Size-selective predation induces shifts in the genotypic composition of mixed assemblages by imposing different mortality rates on bacterial species with different mean cell sizes (Fig. 8) (221). First evidence for such community changes originated from continuous-cultivation experiments on microbial assemblages that formed stable associations with freshwater algae (221, 234). Selective grazing mortality is moreover believed to set an upper limit to the standing stocks of some microbial populations in the plankton. For example, bacteria from a cosmopolitan lineage of freshwater Betaproteobacteria (beta I) constituted approximately 10% of the summer assemblage in a eutrophic drinking-water reservoir (278). After removal of protists and in situ incubations in dialysis bags, members of the beta I clade increased to almost 30% of total cells within 24 h. It is thus likely that these bacteria contributed disproportionally to the flux of organic carbon from the picoplankton to the higher trophic levels. Some genera of "opportunistically" growing Gammaproteobacteria (Alteromonas, Vibrio, and Pseudoalteromonas) are probably rare in coastal surface picoplankton because they are almost completely suppressed by size-selective grazing (16). This mechanism might also play a role in eliminating pathogenic Vibrio spp. from the water column (165).

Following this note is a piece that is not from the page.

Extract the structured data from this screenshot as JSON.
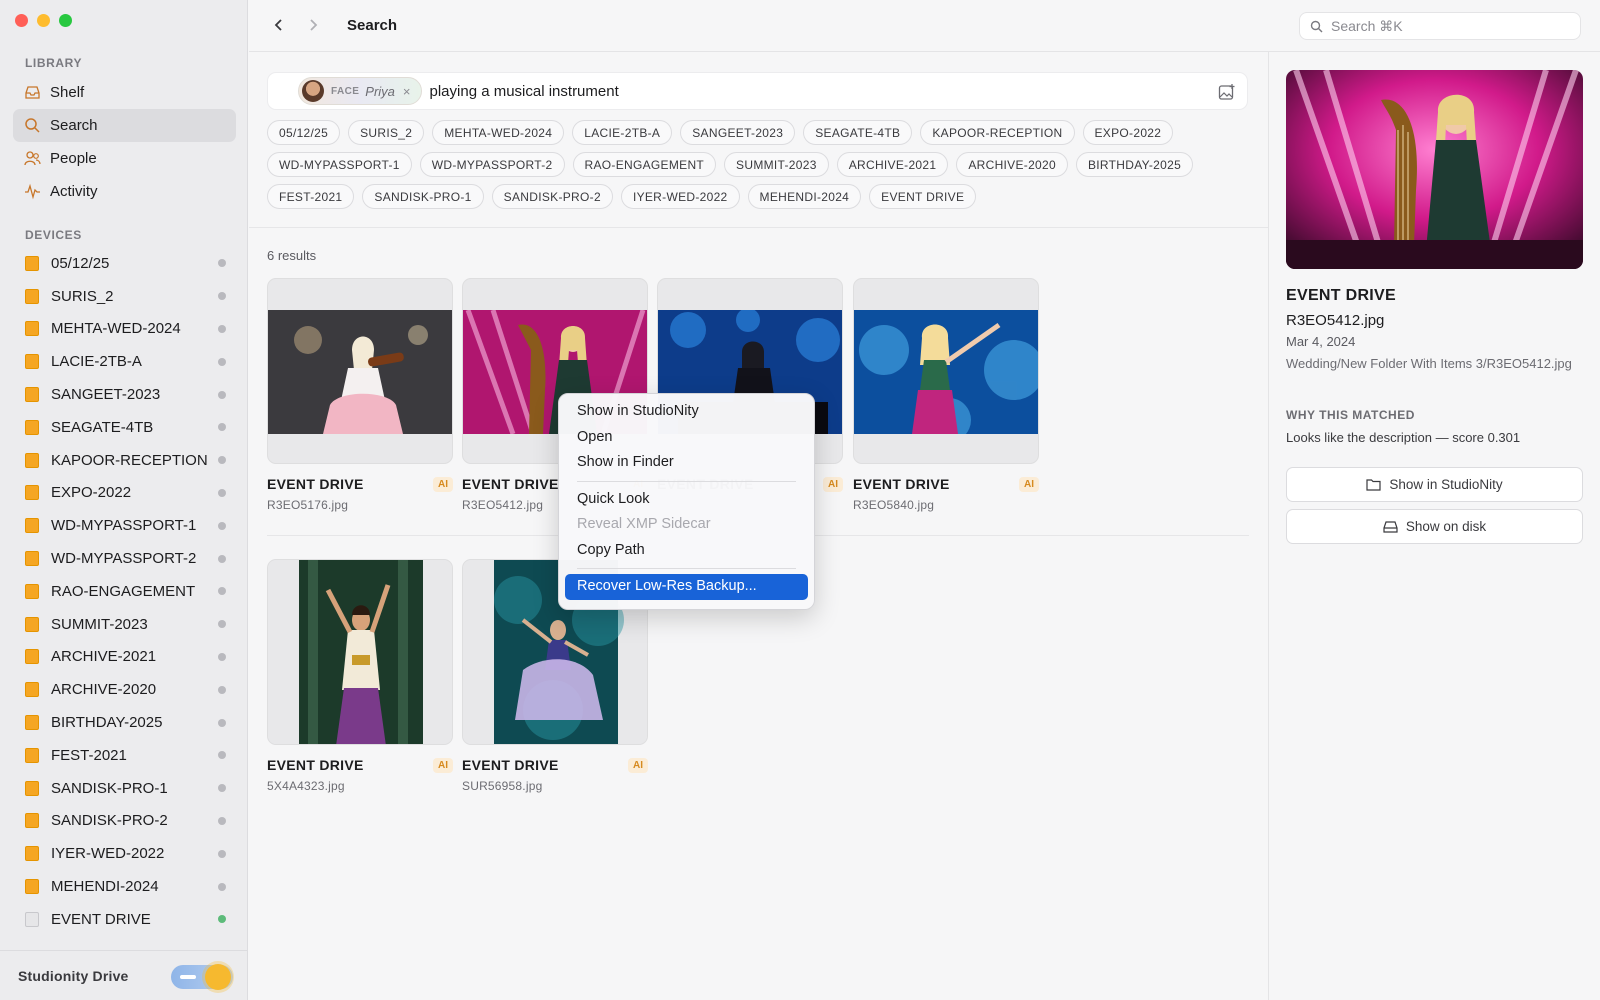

On the other hand, grazing-resistant genotypes rapidly accumulate in assemblages exposed to high protistan predation. In nonaxenic continuous cultures of the phytoflagellate Cryptomonas sp., filamentous Betaproteobacteria were only observed if protistan predators were added (279). A filament-forming Comamonas acidovorans strain outcompeted a Vibrio sp. strain after the addition of bacterivorous flagellates to chemostat cocultures (112). Grazing-resistant bacterial morphotypes from different phylogenetic lineages increased rapidly after food web manipulation in water from fishless ponds (132, 147). A substantial enrichment of filamentous Flectobacillus sp. was observed during artificially induced blooms of nanoflagellates in samples from a eutrophic freshwater reservoir (278). Threadlike bacteria of >99% 16S rRNA sequence similarity formed >40% of total bacterial biomass in a mesotrophic lake during high protistan grazing (223). Such a natural enrichment of grazing-resistant genotypes in fresh waters appears to be an ephemeral phenomenon, as these bacteria are typically sensitive to predation by larger, filter-feeding metazooplankton (129).

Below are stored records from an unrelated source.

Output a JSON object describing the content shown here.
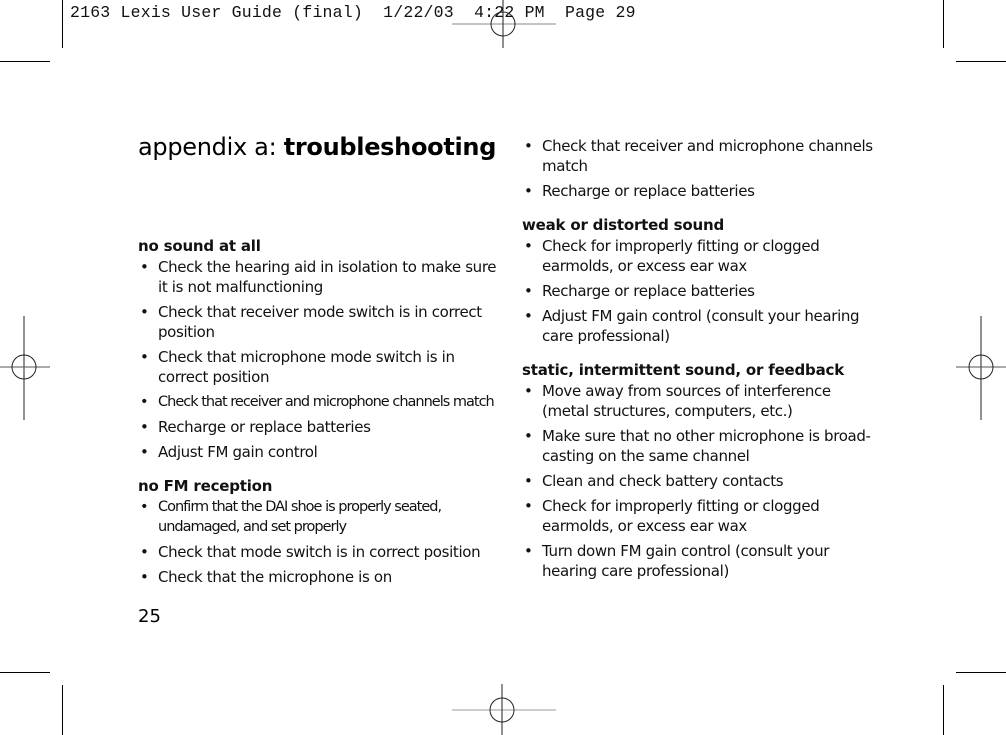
{
  "slug_line": "2163 Lexis User Guide (final)  1/22/03  4:22 PM  Page 29",
  "title": {
    "prefix": "appendix a: ",
    "emphasis": "troubleshooting"
  },
  "page_number": "25",
  "bullet_glyph": "•",
  "left_column": [
    {
      "heading": "no sound at all",
      "items": [
        "Check the hearing aid in isolation to make sure it is not malfunctioning",
        "Check that receiver mode switch is in correct position",
        "Check that microphone mode switch is in correct position",
        "Check that receiver and microphone channels match",
        "Recharge or replace batteries",
        "Adjust FM gain control"
      ]
    },
    {
      "heading": "no FM reception",
      "items": [
        "Confirm that the DAI shoe is properly seated, undamaged, and set properly",
        "Check that mode switch is in correct position",
        "Check that the microphone is on"
      ]
    }
  ],
  "right_column": [
    {
      "heading": "",
      "items": [
        "Check that receiver and microphone channels match",
        "Recharge or replace batteries"
      ]
    },
    {
      "heading": "weak or distorted sound",
      "items": [
        "Check for improperly fitting or clogged earmolds, or excess ear wax",
        "Recharge or replace batteries",
        "Adjust FM gain control (consult your hearing care professional)"
      ]
    },
    {
      "heading": "static, intermittent sound, or feedback",
      "items": [
        "Move away from sources of interference (metal structures, computers, etc.)",
        "Make sure that no other microphone is broad-casting on the same channel",
        "Clean and check battery contacts",
        "Check for improperly fitting or clogged earmolds, or excess ear wax",
        "Turn down FM gain control (consult your hearing care professional)"
      ]
    }
  ]
}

The interplay between resource availability and mortality in determining the population sizes of different bacterial taxa is poorly understood. Changes in bacterial community composition might be related to changes in the ratio of bacterial mortality rate to growth rate (277). This would imply that communities with apparently stable taxonomic composition may be encountered at very different levels of total microbial productivity or mortality and that profound community changes are induced by shifts from top down to bottom up or vice versa (235). One type of natural model system to study such interactions might be freshwater reservoirs that feature pronounced longitudinal substrate and nutrient gradients between the river influx and the dam areas. Experiments that combine the transplant of water from different positions of the gradient with food web manipulations (80) might eventually shed more light on the complex control of different microbial populations by top-down and bottom-up forces.